Top of the list of trade retaliations being considered by Canada are Australian lamb exports, worth about A$50 million a year, followed by a range of other mostly minor exports. Australian government and trade officials say they will work to ensure the dispute does not widen to involve major commodity exports such as beef, raw sugar and some metals products.
Canada is one of Australia's largest markets for raw sugar, taking 616,081 tonnes in 1998/99. This made it Australia's fourth largest export market, after South Korea, which took 695,500 tonnes, Malaysia and Japan. The Canadian Trade Department said last Friday it now had the right to retaliate against Australia and would ask the WTO to rule on the extent of retaliation Ottawa can take. The process takes 60 days. However Canada may not wish to shoot itself in the foot and target products which it indeed wants to buy, it could rather target products produced from Tasmania, which would not include raw sugar. An official with Australia's national farm lobby group, the National Farmers Federation said retaliation was a lose-lose outcome and bad for trade.

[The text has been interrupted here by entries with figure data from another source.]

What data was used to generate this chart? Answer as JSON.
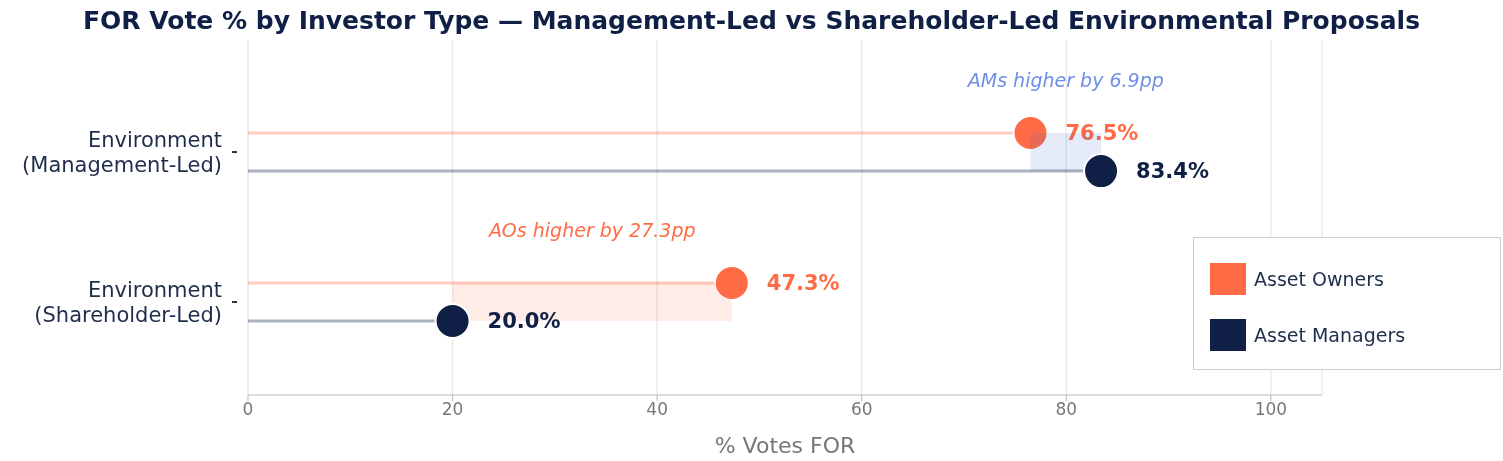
{
  "chart_data": {
    "type": "lollipop",
    "orientation": "horizontal",
    "title": "FOR Vote % by Investor Type — Management-Led vs Shareholder-Led Environmental Proposals",
    "xlabel": "% Votes FOR",
    "categories": [
      "Environment\n(Management-Led)",
      "Environment\n(Shareholder-Led)"
    ],
    "series": [
      {
        "name": "Asset Owners",
        "color": "#ff6b45",
        "values": [
          76.5,
          47.3
        ],
        "value_labels": [
          "76.5%",
          "47.3%"
        ]
      },
      {
        "name": "Asset Managers",
        "color": "#0f1f45",
        "values": [
          83.4,
          20.0
        ],
        "value_labels": [
          "83.4%",
          "20.0%"
        ]
      }
    ],
    "annotations": [
      "AMs higher by 6.9pp",
      "AOs higher by 27.3pp"
    ],
    "xlim": [
      0,
      105
    ],
    "xticks": [
      0,
      20,
      40,
      60,
      80,
      100
    ],
    "grid": "x",
    "legend": "right",
    "marker": "circle"
  }
}
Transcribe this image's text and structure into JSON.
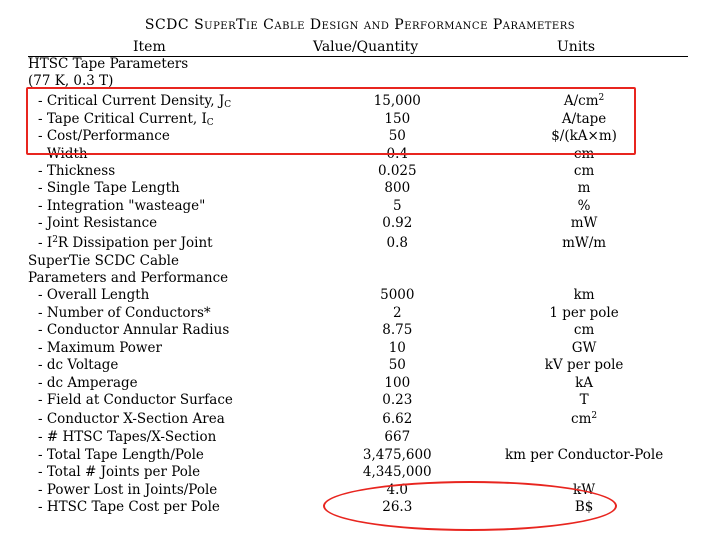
{
  "title": "SCDC SuperTie Cable Design and Performance Parameters",
  "headers": {
    "item": "Item",
    "value": "Value/Quantity",
    "units": "Units"
  },
  "sections": {
    "tape_1": "HTSC Tape Parameters",
    "tape_2": "(77 K, 0.3 T)",
    "cable_1": "SuperTie SCDC Cable",
    "cable_2": "Parameters and Performance"
  },
  "rows": {
    "r1": {
      "item_pre": "- Critical Current Density, J",
      "item_sub": "C",
      "value": "15,000",
      "unit_pre": "A/cm",
      "unit_sup": "2"
    },
    "r2": {
      "item_pre": "- Tape Critical Current, I",
      "item_sub": "C",
      "value": "150",
      "unit": "A/tape"
    },
    "r3": {
      "item": "- Cost/Performance",
      "value": "50",
      "unit": "$/(kA×m)"
    },
    "r4": {
      "item": "- Width",
      "value": "0.4",
      "unit": "cm"
    },
    "r5": {
      "item": "- Thickness",
      "value": "0.025",
      "unit": "cm"
    },
    "r6": {
      "item": "- Single Tape Length",
      "value": "800",
      "unit": "m"
    },
    "r7": {
      "item": "- Integration \"wasteage\"",
      "value": "5",
      "unit": "%"
    },
    "r8": {
      "item": "- Joint Resistance",
      "value": "0.92",
      "unit": "mW"
    },
    "r9": {
      "item_pre": "- I",
      "item_sup": "2",
      "item_post": "R Dissipation per Joint",
      "value": "0.8",
      "unit": "mW/m"
    },
    "r10": {
      "item": "- Overall Length",
      "value": "5000",
      "unit": "km"
    },
    "r11": {
      "item": "- Number of Conductors*",
      "value": "2",
      "unit": "1 per pole"
    },
    "r12": {
      "item": "- Conductor Annular Radius",
      "value": "8.75",
      "unit": "cm"
    },
    "r13": {
      "item": "- Maximum Power",
      "value": "10",
      "unit": "GW"
    },
    "r14": {
      "item": "- dc Voltage",
      "value": "50",
      "unit": "kV per pole"
    },
    "r15": {
      "item": "- dc Amperage",
      "value": "100",
      "unit": "kA"
    },
    "r16": {
      "item": "- Field at Conductor Surface",
      "value": "0.23",
      "unit": "T"
    },
    "r17": {
      "item": "- Conductor X-Section Area",
      "value": "6.62",
      "unit_pre": "cm",
      "unit_sup": "2"
    },
    "r18": {
      "item": "- # HTSC Tapes/X-Section",
      "value": "667",
      "unit": ""
    },
    "r19": {
      "item": "- Total Tape Length/Pole",
      "value": "3,475,600",
      "unit": "km per Conductor-Pole"
    },
    "r20": {
      "item": "- Total # Joints per Pole",
      "value": "4,345,000",
      "unit": ""
    },
    "r21": {
      "item": "- Power Lost in Joints/Pole",
      "value": "4.0",
      "unit": "kW"
    },
    "r22": {
      "item": "- HTSC Tape Cost per Pole",
      "value": "26.3",
      "unit": "B$"
    }
  },
  "colors": {
    "annotation": "#e8251f"
  }
}
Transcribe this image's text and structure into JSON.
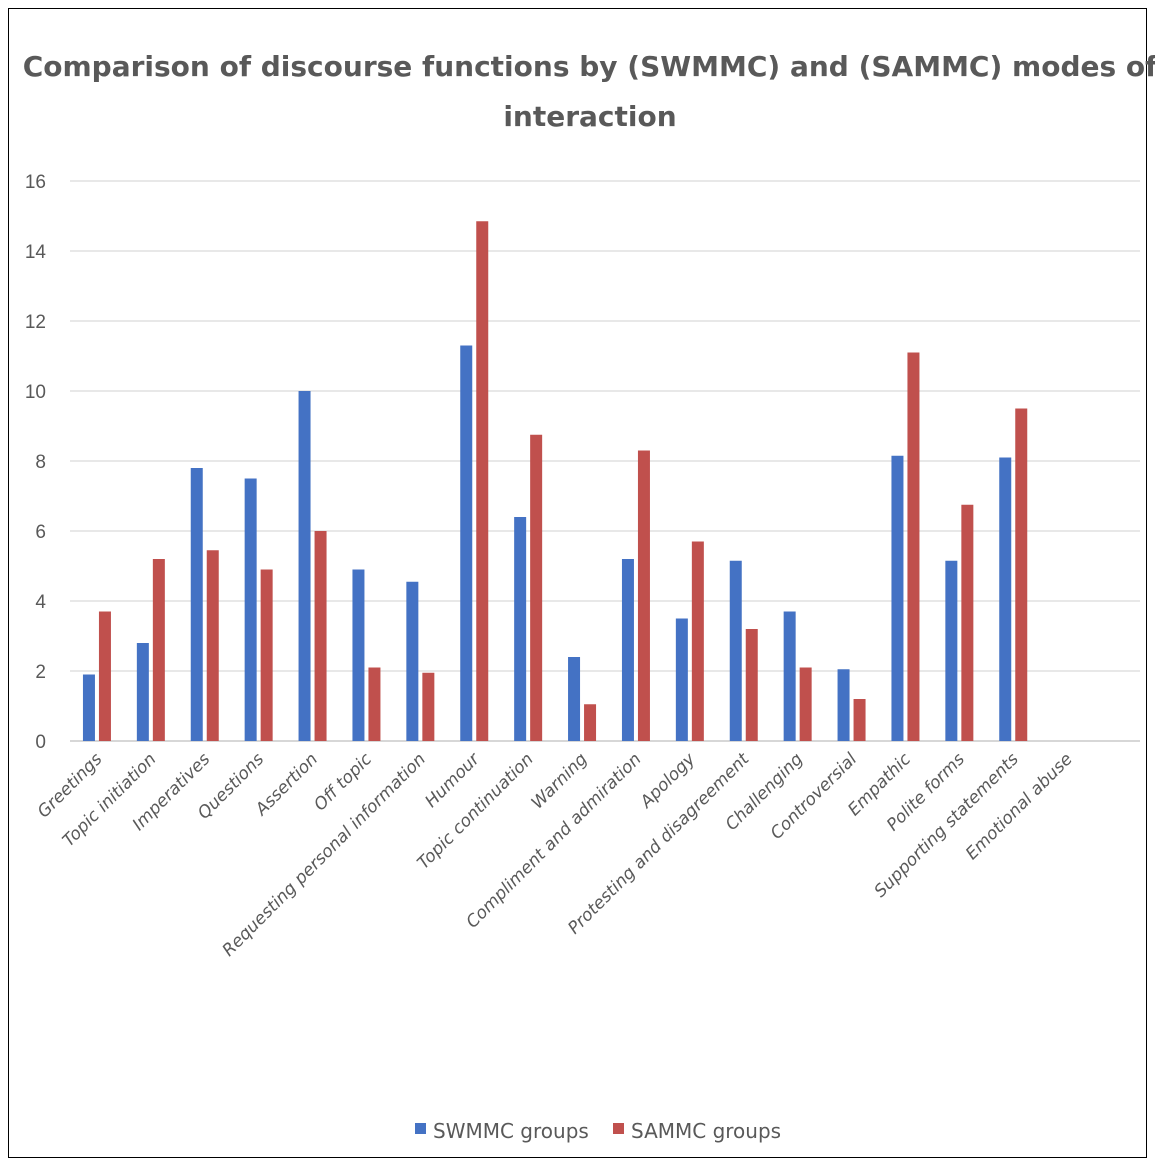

"This latest panel ruling confirms once again that the Australian measures, which continue to restrict salmon imports from Canada, are not based on science," said Canadian Fisheries Minister Herb Dhaliwal. Australia's government would consult with authorities in the state of Tasmania, where import restrictions have been imposed on salmon imports which extend beyond Federal quarantine restrictions. It will also be consulting with Canadian authorities, Australian federal officials said.